デジタルコンテンツのDRM(著作権管理)サービスを手がけるアイドック株式会社は21日、書籍に付属する愛読者カード(アンケートハガキ)の集計・管理代行サービス「i読(あいどく)」を発表した。出版社などは、同サービスを利用することで、カード返送者に対し、メール経由でデジタルコンテンツを配布することが可能。「紙版書籍の購入者にのみ、電子書籍を無料/有料で提供する」といった用途に応用できるという。サービスの利用手数料は、戻りハガキ1枚につき100円。電子コンテンツの有料販売時などには別途費用が発生する。

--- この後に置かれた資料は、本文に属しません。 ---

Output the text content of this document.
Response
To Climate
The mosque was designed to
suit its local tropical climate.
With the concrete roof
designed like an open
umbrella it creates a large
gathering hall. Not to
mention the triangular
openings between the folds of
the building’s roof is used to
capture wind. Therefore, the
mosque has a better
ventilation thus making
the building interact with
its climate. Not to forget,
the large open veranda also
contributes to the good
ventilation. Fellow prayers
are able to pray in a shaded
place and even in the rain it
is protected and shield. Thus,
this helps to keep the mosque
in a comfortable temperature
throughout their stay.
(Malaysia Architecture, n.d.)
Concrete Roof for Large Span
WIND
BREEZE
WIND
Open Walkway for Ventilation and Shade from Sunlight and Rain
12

「i読」は、出版社やクリエイターを直接の対象としたサービス。紙の書籍や雑誌に付属する愛読書カードの受理および集計を、アイドック側で代行してくれる。依頼主側は、所定の内容の愛読者カードを印刷し、書籍に添付する作業が必要となる。なお、切手代はアイドックが受取人払いで負担する。
あわせて、愛読書カードにメールアドレスを記載した一般読者に対しては、アンケートフォームのURLを送信できる。アンケート回答後には、あらかじめ用意したデジタルコンテンツをダウンロードしてもらうことが可能だ。
対応コンテンツはPDFおよびEPUB。HTML5を利用したH.264動画、MP3音声の配信も可能。紙版書籍と同内容の電子版、ページの都合でカットされた記事、著者インタビュー動画の配信などに対応できる。また、コンテンツはiPhone、iPad、Androidで閲覧できる。WindowsやMacについても段階的に対応していく。
なお、読者へ無料でコンテンツを提供する際は、出版社に対するダウンロード回数ごとの手数料などは発生しない。ただし有料配信する場合は、課金手数料などを差し引いた額から25%のサービス利用料が発生する
デジタルコンテンツの配信にあたっては、アイドックのDRMサービス「bookend」を利用するため、閲覧端末や閲覧期間を出版社側の意向で制限することができる。また、コンテンツ自体も暗号化される。
アイドックでは、購入者限定の電子コンテンツ配信サービスを提供することで「自炊と言ういろいろな意味で不自然な行為を必要ないものにします」とアピール。10月25日開催のイベント「eBPMeetup2011 電子出版2年目の課題と3年目への展望」(電子書籍を考える出版社の会主催)でも、サービス概要を説明する予定。